En muy poco tiempo, pasamos de ser un medio de comunicación minoritario y marginal que a nadie le importaba a ser «la radio de Segi*» para los periódicos españoles y, en una sola zancada, un medio que colaboraba estrechamente con ETA. Se nos multiplicaron los oyentes y los adversarios. Un columnista sin demasiado carisma nos acusó de enaltecer el terrorismo. En las últimas semanas nos acechaban con descaro, Irantzu y yo soportábamos seguimientos de policías de paisano. Luces y sombras en la noche.

—He comprado el billete de autobús para mañana —dijo Luka.

Visitaría a un primo en Madrid y volvería a La Habana, donde lo esperaban su madre y su novia.

—¡A no ser que te lleven los txakurras* por la cara! —Karra le dio una palmada en el muslo.

Pusimos las cervezas y la tortilla de patatas sobre una mesa para domingueros.

Miré a mis compañeros.
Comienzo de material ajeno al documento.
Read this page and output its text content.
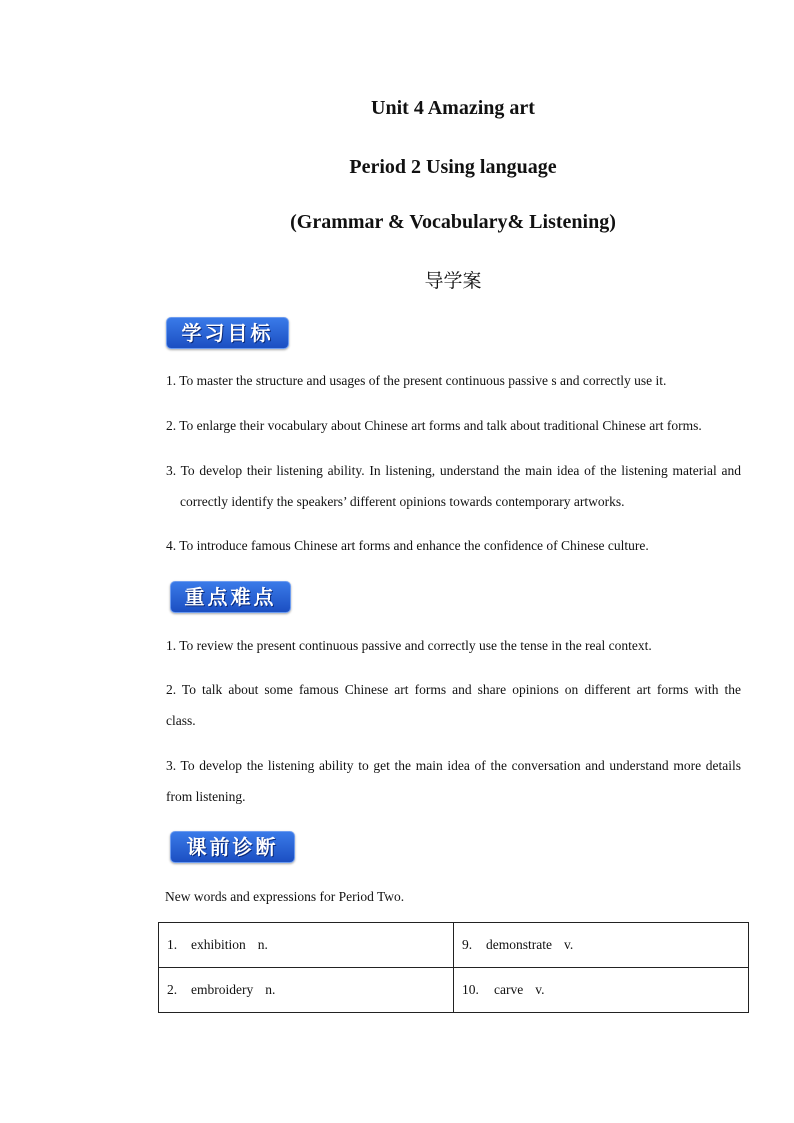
Unit 4 Amazing art
Period 2 Using language
(Grammar & Vocabulary& Listening)
导学案
学习目标
1. To master the structure and usages of the present continuous passive s and correctly use it.
2. To enlarge their vocabulary about Chinese art forms and talk about traditional Chinese art forms.
3. To develop their listening ability. In listening, understand the main idea of the listening material and
correctly identify the speakers’ different opinions towards contemporary artworks.
4. To introduce famous Chinese art forms and enhance the confidence of Chinese culture.
重点难点
1. To review the present continuous passive and correctly use the tense in the real context.
2. To talk about some famous Chinese art forms and share opinions on different art forms with the
class.
3. To develop the listening ability to get the main idea of the conversation and understand more details
from listening.
课前诊断
New words and expressions for Period Two.
1. exhibition n.	9. demonstrate v.
2. embroidery n.	10. carve v.
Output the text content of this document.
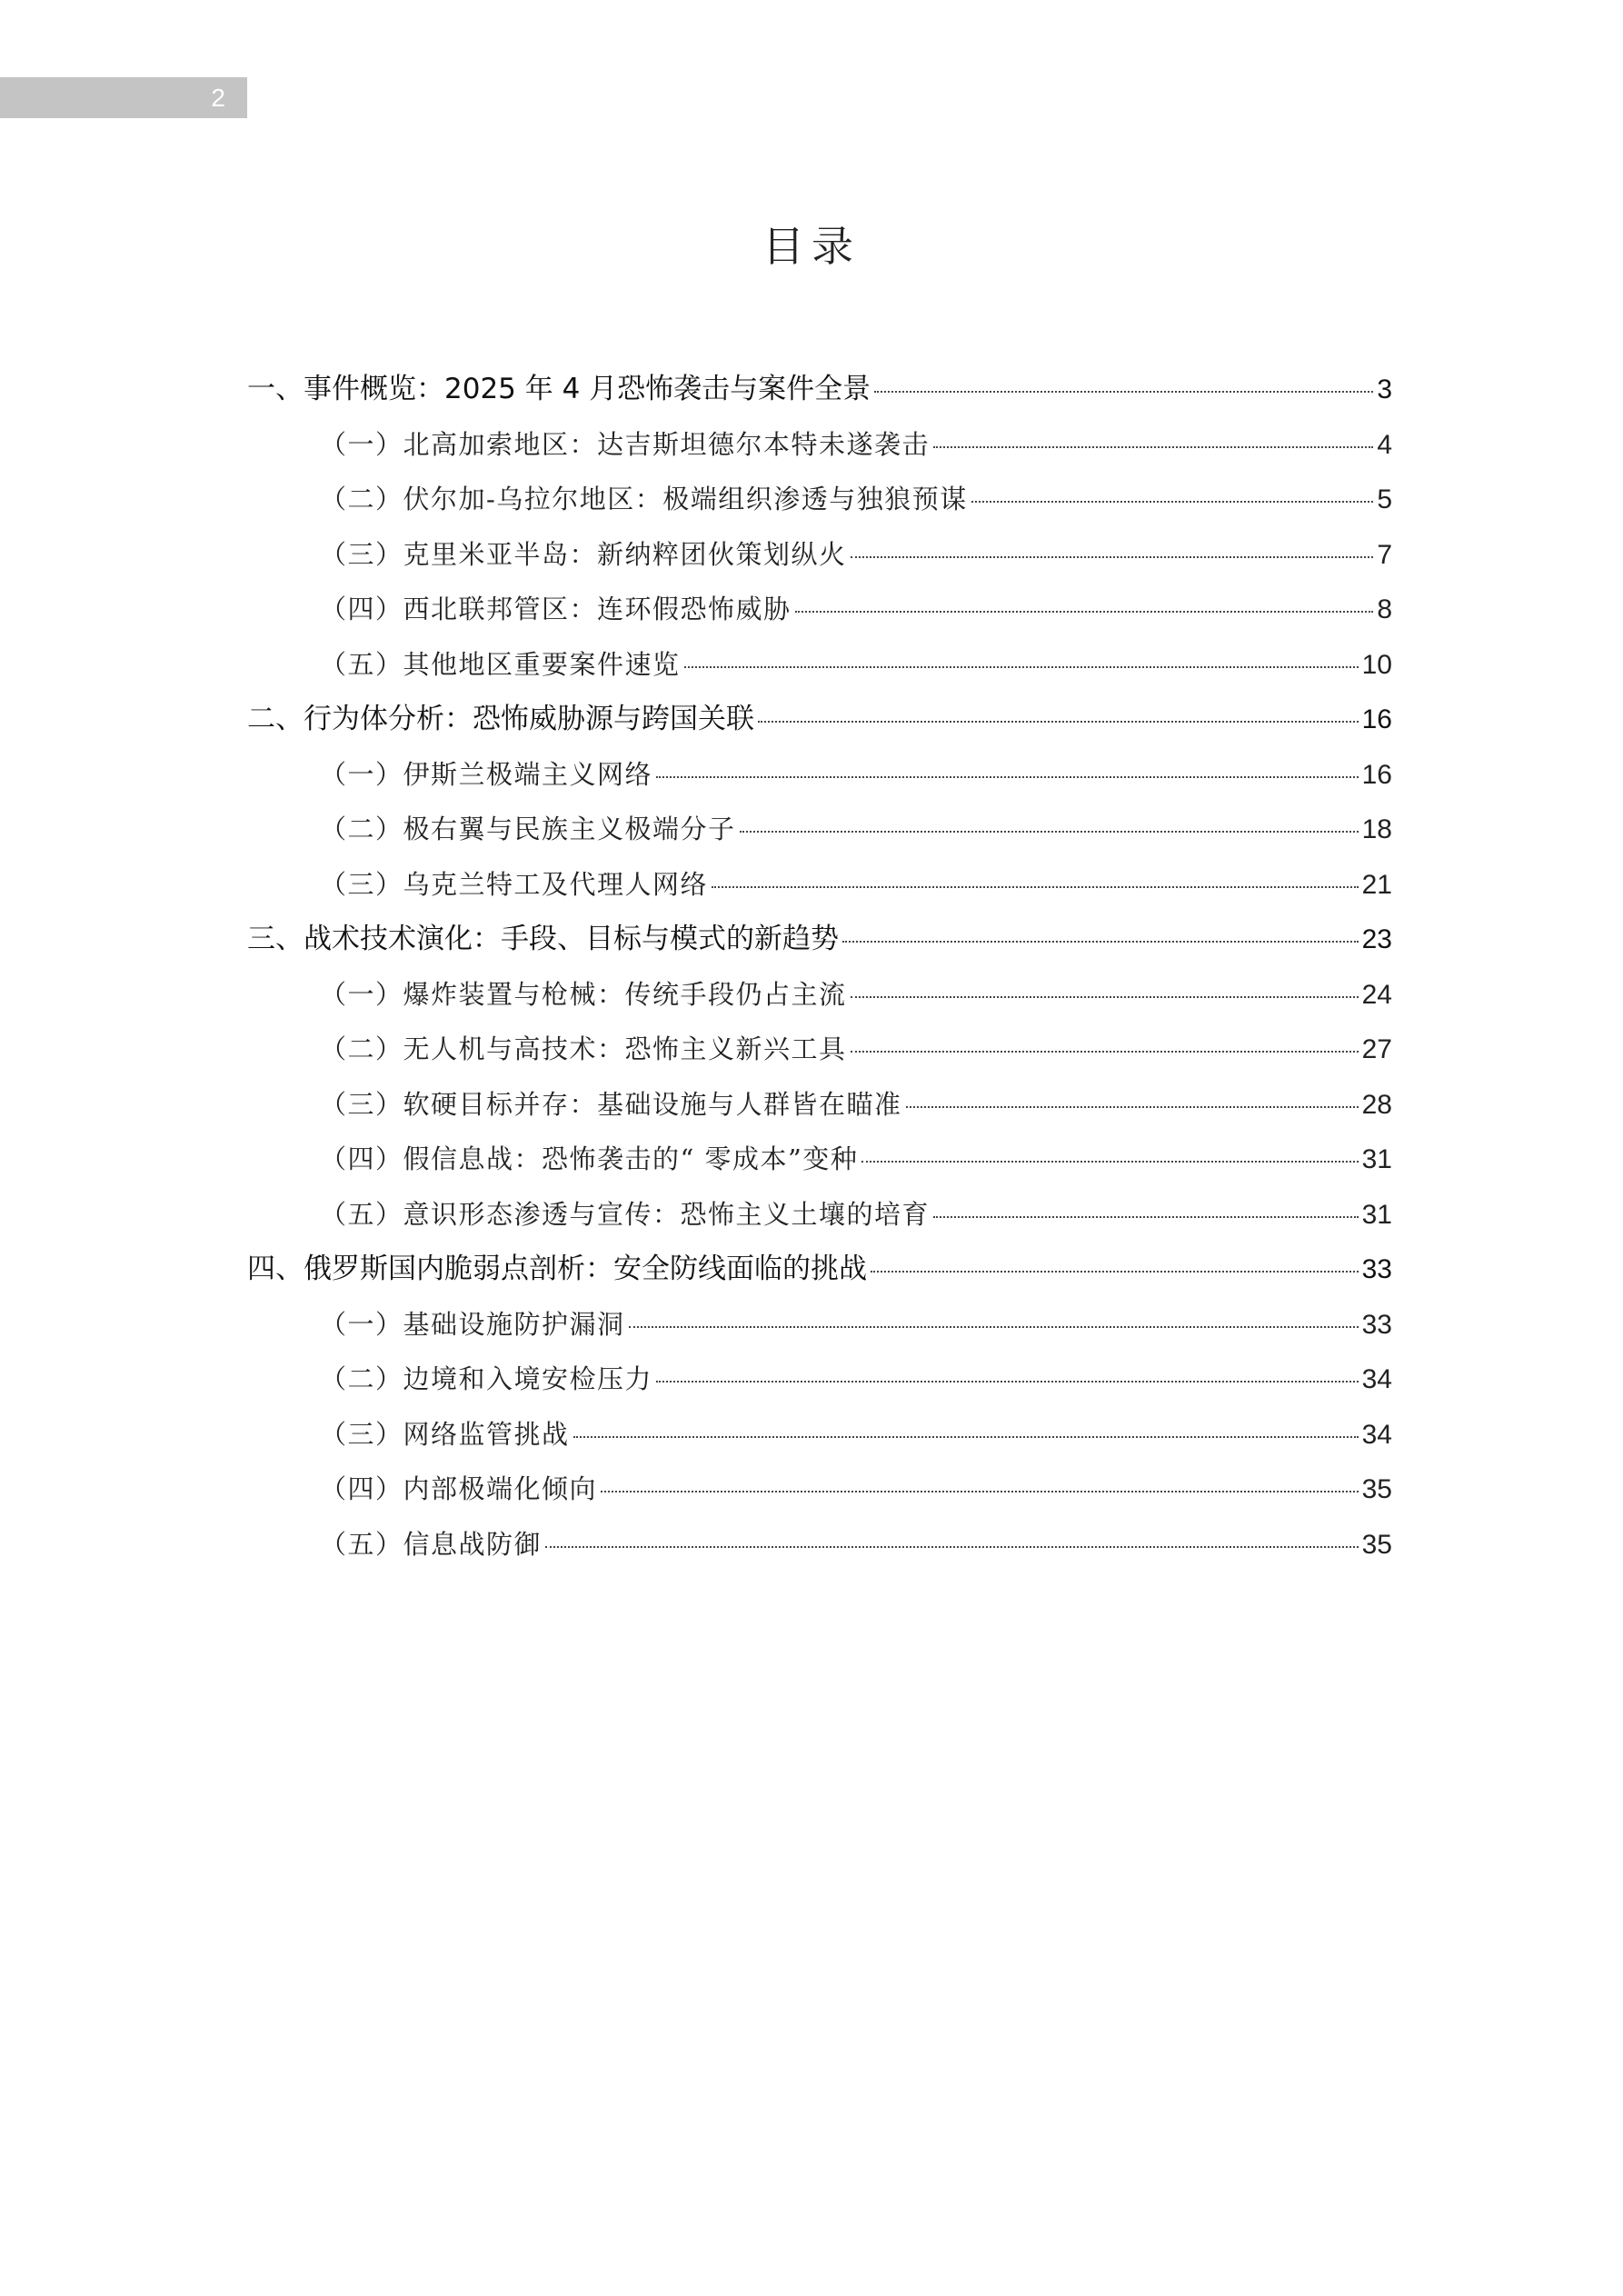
2
目录
一、事件概览：2025 年 4 月恐怖袭击与案件全景	3
（一）北高加索地区：达吉斯坦德尔本特未遂袭击	4
（二）伏尔加-乌拉尔地区：极端组织渗透与独狼预谋	5
（三）克里米亚半岛：新纳粹团伙策划纵火	7
（四）西北联邦管区：连环假恐怖威胁	8
（五）其他地区重要案件速览	10
二、行为体分析：恐怖威胁源与跨国关联	16
（一）伊斯兰极端主义网络	16
（二）极右翼与民族主义极端分子	18
（三）乌克兰特工及代理人网络	21
三、战术技术演化：手段、目标与模式的新趋势	23
（一）爆炸装置与枪械：传统手段仍占主流	24
（二）无人机与高技术：恐怖主义新兴工具	27
（三）软硬目标并存：基础设施与人群皆在瞄准	28
（四）假信息战：恐怖袭击的“ 零成本”变种	31
（五）意识形态渗透与宣传：恐怖主义土壤的培育	31
四、俄罗斯国内脆弱点剖析：安全防线面临的挑战	33
（一）基础设施防护漏洞	33
（二）边境和入境安检压力	34
（三）网络监管挑战	34
（四）内部极端化倾向	35
（五）信息战防御	35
La cercanía de la detención los hacía más bellos a mis ojos, aunque hacía ya tiempo que me lo parecían.

Karra e Irantzu habían sido mis amantes, él de modo esporádico durante largos años y ella durante una etapa corta pero intensa; y estaba convencida de que eso nos daba una especie de parentesco. No esperaba hijos a cambio de sexo, buscaba hermanos y hermanas, tantos como fuera posible. Para mí, el sexo era una especie de pacto para que siguiéramos cuidándonos más allá de la cama. Entendía que, en las noches de seducción compartidas con exclusividad, construíamos puentes a partir de mí hasta cada uno de los amantes y viceversa, puentes que nadie además de nosotros podía transitar: el de La Salve, el de la Merced, el de la Ribera. Puentes cómplices. Puentes siempre emparejados. Nuestra redacción era de naturaleza bastante endogámica.

—Por tu culpa, claro está —afirmaba Karra.

Él era el hermano mayor, el primer liberado de la radio, el más veterano de todos, el que había dejado de lado los trabajos asalariados desde que el año anterior fuera padre. En el estudio aparecía solo de vez en cuando. Lo conocía desde que me mudé a Bilbo.

Luka, cámara fotográfica en mano, se alejó hacia el mirador. Pronto esa foto sería un recuerdo lejano en alguna habitación sofocante de La Habana.

Irantzu y Karra empezaron a correr; parecían perros nerviosos a los que se les acaba de abrir la puerta del coche, desbocados en todas direcciones y sin lógica alguna. Me lie un cigarro mientras los observaba. Vi a Irantzu de pie sobre los hombros de Karra, intentando encaramarse a un viejo roble; agarrada a una rama con las dos manos, consiguió subirse solo con la fuerza de los brazos. Karra abrazó la cintura del roble, dio un pequeño salto y fijó las plantas de los pies a ambos lados del tronco, cerca del suelo; luego, con un rápido movimiento, abrazó el árbol desde más arriba, dio otro salto y, con piernas de rana, le ganó veinte centímetros más al suelo.

—¡Arrivederci! —nos gritó Irantzu desde las ramas—. ¡Nos quedamos a vivir aquí arriba!

Como si fuera una réplica de la realidad, Karra cayó a la hierba de golpe.

—¿Estás tranquila? —me preguntó.

—Mucho más que vosotros, so monos —bromeé.

—No van a ser detenciones violentas, Nagore.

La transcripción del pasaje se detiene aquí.